Clearly, any mother who prefers to live with a convicted paedophile needs her head testing - but this does not necessarily mean she should be prevented, legally, from doing so. There are many wicked, unthinking and crazy behaviours that are not necessarily illegal.
I can imagine that there have been many strands to this story. We can't know them. What if the paedophile in question only goes for young boys and claims girls have no attraction to him? What if he claims to be a born-again Christian? What if he says he is truly sorry and he will never do anything bad again? What if the mother believes him? On the face of it, all these claims are weak - but the court has to examine them and decide.
Locking girls in their bedroom to protect them is horrendous - but we cannot know if this is the least awful of all the alternatives, because we don't know the full story, or even if what has been reported is true.
It's no good saying 'why can't relatives take these children?' because not everyone is capable of or willing to do this, and it cannot be enforced.
Whatever the situation, it's an awful one, but no one can assume we have all the facts here, and not sufficient to have an opinion on the court decision.
My post 10.32am
Best to look at the thread in site stuff about moderation and deletion.
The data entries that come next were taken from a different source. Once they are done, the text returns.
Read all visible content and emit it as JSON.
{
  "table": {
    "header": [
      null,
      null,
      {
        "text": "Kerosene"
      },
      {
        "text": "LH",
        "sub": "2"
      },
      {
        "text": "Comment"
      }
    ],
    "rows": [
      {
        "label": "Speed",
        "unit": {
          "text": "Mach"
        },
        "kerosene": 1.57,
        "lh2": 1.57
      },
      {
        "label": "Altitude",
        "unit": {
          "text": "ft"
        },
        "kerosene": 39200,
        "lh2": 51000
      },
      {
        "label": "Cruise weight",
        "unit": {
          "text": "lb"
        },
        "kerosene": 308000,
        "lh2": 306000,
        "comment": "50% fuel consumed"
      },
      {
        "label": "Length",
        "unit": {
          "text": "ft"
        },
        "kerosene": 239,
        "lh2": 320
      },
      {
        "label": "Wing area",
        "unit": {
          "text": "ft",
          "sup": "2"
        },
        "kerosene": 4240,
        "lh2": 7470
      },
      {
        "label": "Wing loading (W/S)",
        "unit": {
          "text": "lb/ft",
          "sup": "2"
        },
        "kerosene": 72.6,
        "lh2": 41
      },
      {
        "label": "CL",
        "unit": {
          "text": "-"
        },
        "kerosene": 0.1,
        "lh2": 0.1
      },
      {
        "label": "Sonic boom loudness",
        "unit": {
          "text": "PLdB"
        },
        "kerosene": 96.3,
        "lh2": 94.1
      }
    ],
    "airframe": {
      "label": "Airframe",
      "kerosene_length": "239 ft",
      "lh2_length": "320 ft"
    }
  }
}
Gransnet had replied.
More likely the teaching assistant could have been outed!
That was my only worry.
nightowl - your post about SWs becoming more risk averse is interesting and true. And indeed it does suggest that some other process such as case law might be in operation here.
This "story" has not just been reported in irresponsible newspapers - there was a long discussion on BBC 4 yesterday afternoon.
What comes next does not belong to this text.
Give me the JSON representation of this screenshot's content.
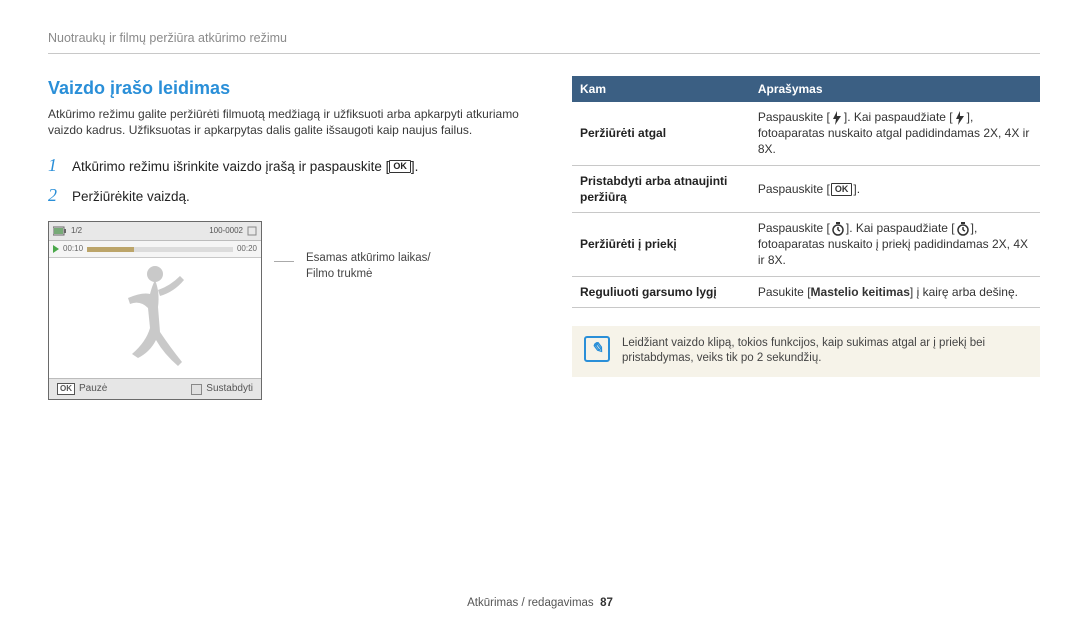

I do think it is a matter for legitimate public debate - not the specifics but the general principles.
What p posted was probably illegal, Tegan. The post had to go. She and gransnet could have been sued.
Tegan - it's abut the post not about any other actions that may or may not have been carried out. Of course she won't be banned - that's a dustraction from the main point. There were far too many dentifying points in the post that were completely irrelevant - number of houses in the road, tenure of the house, clearly identifiable town they moved to.
Posted this on the wrong thread so I'll post it again.
I think social work has actually become more risk averse over the last ten or so years, particularly since the death of Peter Connelly, which is why I am even more surprised by this situation. What I became aware of about five years ago however was a shift in attitude by the courts towards risks from sex offenders. I believe there was case law that made it more difficult to secure care orders where children were living with a convicted sex offender; the view of the courts being that historical abuse against another child did not necessarily increase the risk of abuse against a child in the present . Most sw's I knew thought this was daft but it obviously affected practice and meant that sw's had to try to work with these situations and to build in protective measures. So it is possible that this apparently crazy plan is a plan enforced by the courts against the social workers' recommendations. It's not always social workers that get things wrong, but of course they can't discuss individual cases due to confidentiality. Just a thought.